Previously, she was a senior producer for digital video at FRONTLINE PBS. Before joining FRONTLINE, she managed the production of enterprise videos and web series at The New York Times and won numerous awards, including an Emmy for LIFE, INTERRUPTED, a documentary series about a young woman with cancer that she shot, edited and produced. In nearly a decade with the Times, she earned a National Magazine Award, a George Foster Peabody, an Overseas Press Club Award and several Emmy nominations for her work. Before that, she worked on award-winning documentaries for Dateline NBC, including as the producer of THE EDUCATION OF MS. GROVES, which won both an Alfred I. duPont-Columbia University Award and a Peabody. She was also an associate producer on PATTERN OF SUSPICION, a duPont-Columbia, Silver Baton investigation of racial profiling in Cincinnati and CHILDREN OF WAR, an Emmy winning story on Ugandan child soldiers.

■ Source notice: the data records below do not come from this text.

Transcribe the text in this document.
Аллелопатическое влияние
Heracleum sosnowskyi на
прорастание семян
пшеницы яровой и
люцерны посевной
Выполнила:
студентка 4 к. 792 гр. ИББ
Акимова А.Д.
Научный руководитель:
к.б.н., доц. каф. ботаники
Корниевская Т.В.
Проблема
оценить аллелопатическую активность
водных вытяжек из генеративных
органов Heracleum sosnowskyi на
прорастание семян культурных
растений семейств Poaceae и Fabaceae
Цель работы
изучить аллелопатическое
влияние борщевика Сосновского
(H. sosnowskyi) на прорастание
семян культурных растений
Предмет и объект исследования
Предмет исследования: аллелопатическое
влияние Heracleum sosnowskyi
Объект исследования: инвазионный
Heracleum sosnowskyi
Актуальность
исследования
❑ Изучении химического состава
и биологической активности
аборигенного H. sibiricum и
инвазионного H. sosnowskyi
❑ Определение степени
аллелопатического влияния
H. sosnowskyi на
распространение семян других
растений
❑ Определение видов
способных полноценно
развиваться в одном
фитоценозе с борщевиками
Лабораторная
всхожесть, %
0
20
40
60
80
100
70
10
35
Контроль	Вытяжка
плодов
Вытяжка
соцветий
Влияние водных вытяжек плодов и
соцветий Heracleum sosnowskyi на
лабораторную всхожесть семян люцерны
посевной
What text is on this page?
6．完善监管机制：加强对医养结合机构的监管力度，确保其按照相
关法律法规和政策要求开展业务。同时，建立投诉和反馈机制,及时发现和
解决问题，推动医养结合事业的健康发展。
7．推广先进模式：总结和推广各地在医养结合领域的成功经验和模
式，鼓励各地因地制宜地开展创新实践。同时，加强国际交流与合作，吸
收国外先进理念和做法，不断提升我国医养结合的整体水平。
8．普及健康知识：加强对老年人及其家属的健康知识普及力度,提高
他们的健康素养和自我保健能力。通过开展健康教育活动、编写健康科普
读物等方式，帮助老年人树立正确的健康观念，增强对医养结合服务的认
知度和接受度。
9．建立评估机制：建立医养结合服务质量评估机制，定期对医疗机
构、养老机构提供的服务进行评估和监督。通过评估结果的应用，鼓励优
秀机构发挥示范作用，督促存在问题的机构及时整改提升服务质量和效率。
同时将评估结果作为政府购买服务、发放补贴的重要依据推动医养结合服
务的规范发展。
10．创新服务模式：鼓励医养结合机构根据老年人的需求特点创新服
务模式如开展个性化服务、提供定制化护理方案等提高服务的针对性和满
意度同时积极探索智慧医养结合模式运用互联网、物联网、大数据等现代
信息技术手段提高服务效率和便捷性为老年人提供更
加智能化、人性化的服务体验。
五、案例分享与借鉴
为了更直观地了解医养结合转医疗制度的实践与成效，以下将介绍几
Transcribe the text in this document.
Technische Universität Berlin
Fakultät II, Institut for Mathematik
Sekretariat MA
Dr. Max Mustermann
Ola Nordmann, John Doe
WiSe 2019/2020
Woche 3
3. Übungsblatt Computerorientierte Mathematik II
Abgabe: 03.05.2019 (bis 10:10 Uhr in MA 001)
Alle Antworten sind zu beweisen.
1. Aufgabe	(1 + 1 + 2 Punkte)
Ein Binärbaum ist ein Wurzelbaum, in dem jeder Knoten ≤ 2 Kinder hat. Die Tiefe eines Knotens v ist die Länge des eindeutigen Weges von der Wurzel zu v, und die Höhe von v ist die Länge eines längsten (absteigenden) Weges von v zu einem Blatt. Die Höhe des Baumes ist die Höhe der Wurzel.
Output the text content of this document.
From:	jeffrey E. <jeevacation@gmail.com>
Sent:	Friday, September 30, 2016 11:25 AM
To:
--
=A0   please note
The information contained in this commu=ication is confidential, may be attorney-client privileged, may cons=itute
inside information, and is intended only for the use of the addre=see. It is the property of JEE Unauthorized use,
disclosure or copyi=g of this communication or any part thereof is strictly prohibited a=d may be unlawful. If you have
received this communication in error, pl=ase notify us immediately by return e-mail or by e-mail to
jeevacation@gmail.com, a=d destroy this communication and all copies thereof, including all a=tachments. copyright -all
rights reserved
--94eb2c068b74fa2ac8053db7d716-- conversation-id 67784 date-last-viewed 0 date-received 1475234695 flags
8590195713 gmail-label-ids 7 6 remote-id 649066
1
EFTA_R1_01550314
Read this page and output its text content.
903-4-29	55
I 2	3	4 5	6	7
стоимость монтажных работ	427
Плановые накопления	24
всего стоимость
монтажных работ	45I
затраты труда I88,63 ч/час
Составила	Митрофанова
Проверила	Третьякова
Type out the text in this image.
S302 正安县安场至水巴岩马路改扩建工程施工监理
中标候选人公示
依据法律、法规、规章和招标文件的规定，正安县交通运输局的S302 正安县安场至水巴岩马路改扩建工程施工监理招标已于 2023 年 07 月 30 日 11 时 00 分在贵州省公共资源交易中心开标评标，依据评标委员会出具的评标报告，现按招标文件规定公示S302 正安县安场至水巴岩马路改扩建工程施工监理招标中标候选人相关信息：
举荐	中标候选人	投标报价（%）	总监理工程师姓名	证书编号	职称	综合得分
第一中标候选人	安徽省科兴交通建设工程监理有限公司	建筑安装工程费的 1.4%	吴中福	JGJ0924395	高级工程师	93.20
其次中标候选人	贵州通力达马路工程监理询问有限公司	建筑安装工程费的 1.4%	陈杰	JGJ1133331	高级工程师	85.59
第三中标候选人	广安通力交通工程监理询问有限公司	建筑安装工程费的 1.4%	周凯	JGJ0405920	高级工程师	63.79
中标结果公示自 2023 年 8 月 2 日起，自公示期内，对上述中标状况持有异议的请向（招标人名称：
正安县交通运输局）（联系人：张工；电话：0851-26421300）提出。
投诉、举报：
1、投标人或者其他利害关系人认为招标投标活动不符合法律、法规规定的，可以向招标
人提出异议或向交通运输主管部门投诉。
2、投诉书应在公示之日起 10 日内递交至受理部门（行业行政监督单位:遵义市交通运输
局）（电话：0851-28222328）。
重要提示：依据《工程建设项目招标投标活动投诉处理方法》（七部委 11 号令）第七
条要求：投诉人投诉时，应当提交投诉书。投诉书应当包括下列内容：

Harris has been honored as an IDA Enterprise Documentary Fund Grantee, an IWMF African Great Lakes Reporting Fellow, a Next Generation Leadership Fellow, French-American Foundation Young Leaders Fellow and a Pew International Journalism Fellow. She has served on the Board of Screeners for the Alfred I. duPont-Columbia University Awards and the Filmmaker Advisory Committee for the IDA’s Enterprise Documentary Fund and has judged multimedia and short documentaries for contests and film festivals like POYi, POY LatAm, World Press Photo and DocNYC. In addition, Harris has taught graduate journalism classes and lectured at conferences at NYU, CUNY, Columbia University, Missouri School of Journalism and
many others.
She is a graduate of Williams College and Columbia University’s Graduate School of Journalism.